Dick Smith and Myers ready to launch Internet stores in preparation for NITROMicrosoft is well under way with plans to launch New Interactive Technology for Resellers Online (NITRO), its Internet-based software sales outlet, and expects to go live in Australia before the year is out.
However, only the big players are keen to get involved, according to resellers contacted by ARN last week. In what could be another nail in the coffin of software sales for smaller retailers, larger retail organisations with a chain of outlets considered the NITRO to be a step forward and complementary to their plans for e-commerce.
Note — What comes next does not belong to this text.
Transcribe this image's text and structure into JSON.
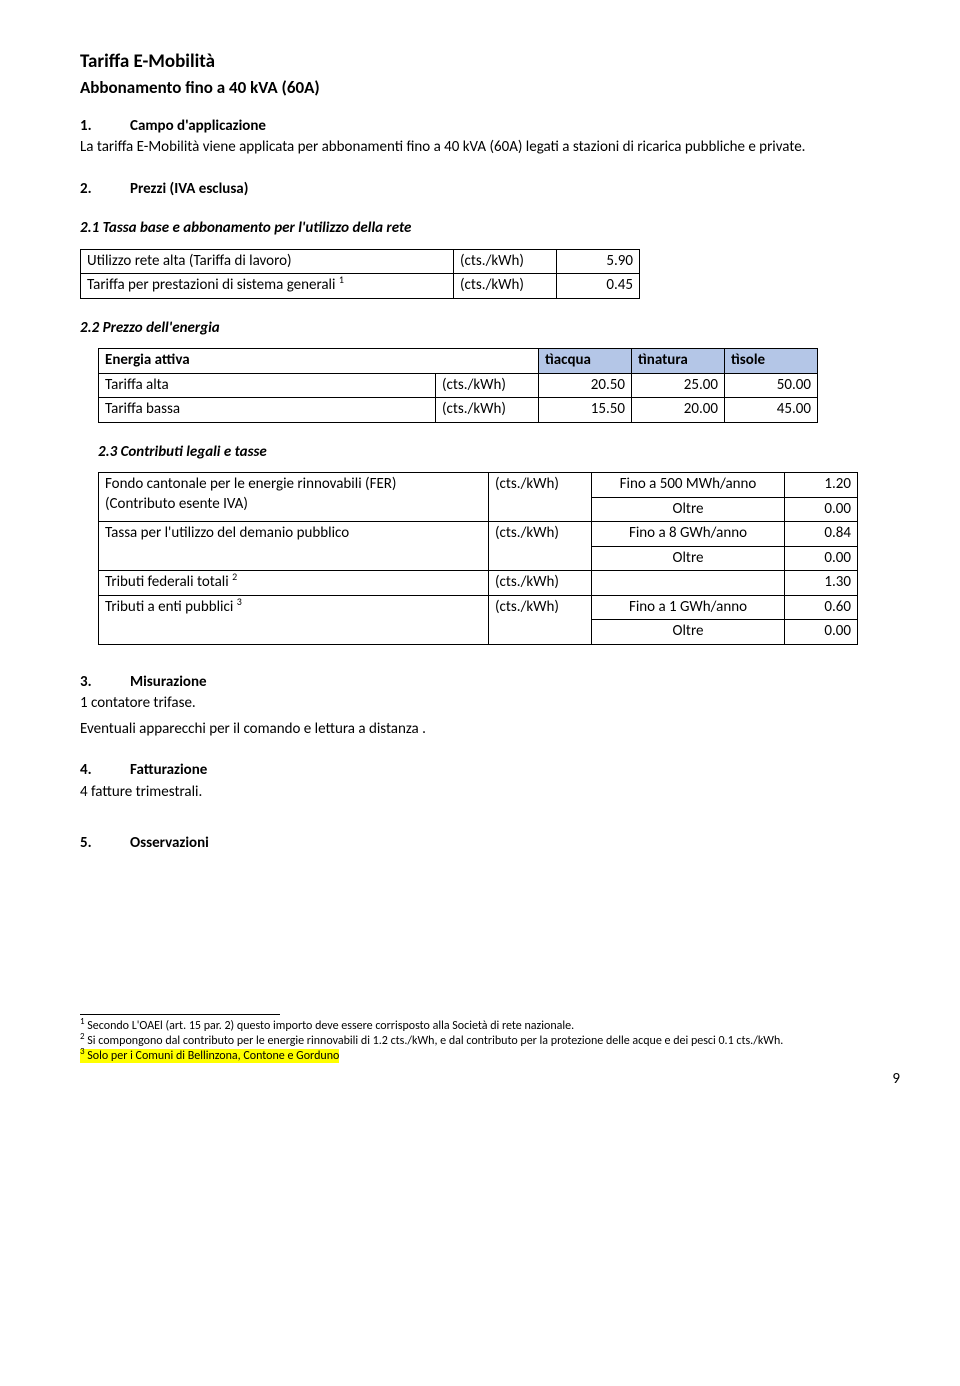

While not actually doing encrypted credit card sales over the Internet at this stage, Ron Harris, managing director of Harris Technology, said the company has been accruing sales from its Web site since September 1996, currently averaging in excess of $300,000 per month. "We are very interested in the concept and I have been keeping an eye on it. We believe in Internet commerce and think it is a fait accompli. It is not a question of whether it's a good idea or not, but it does have to be done properly," said Harris.
Rachelle Connor, public relations manager for Dick Smith Electronics, said that considering the national retail group's strong trading relationship with Microsoft, it would definitely support such a move.
"That would complement the live Internet trading facility we will be launching in three to four weeks," she said. "Every item we sell that is 'mailable' - and that numbers over 15,000 items - will be available from our Web site. Having Microsoft divert customers to us would be a bonus."
Frank Kavanagh, Myer-Grace Bros' national buyer for computers and software, said the huge Coles-Myer retail group is currently deploying a "state-of-the-art" live-purchase Web site across all its business divisions and that "NITRO would fit into that plan very nicely". However, a number of smaller retailers spoken to by ARN were suspicious about the message Microsoft is sending with NITRO.
Tom McHenry, principal at Access Business Computers in Brisbane, warned larger retailers that NITRO could be a precursor to direct sales.
"I would be surprised if Microsoft doesn't turn around and sell direct at some time in the future. As soon as a large enough group of people become used to purchasing over the Internet, why would they [Microsoft] need resellers?" said McHenry.
Lothar Schwigtenberg, managing director at TDC Computers in Sydney, was also suspicious of the ramifications of NITRO. He told ARN that only businesses large enough to cover the overheads of a live Web site would be competitive in such an environment.
"Internet trading can never replace the personal touch," Schwigtenberg said. "But wouldn't Microsoft then be able to undercut any small dealer? There will be no point in us selling their software anymore."
Tony Finnemore, managing director at Sydney-based VAR Micro Office, agreed with Schwigtenberg. He said the online selling capabilities needed for NITRO would not be achievable for very many smaller retailers. He told ARN the 3 per cent charge from credit card transactions and the costs in setting up and maintaining a Web site would cut already thin margins to the point where it is not worth the effort.
Alan Bowman, Microsoft Australia's director, consumer and retail sales and marketing,said the software giant will logically have local resellers as part of the project but said: "this will depend on their status of being able to offer online purchase solutions today. The leading principle behind this service is lead referral to our online channel partners who can then complete the customer transaction," Bowman said.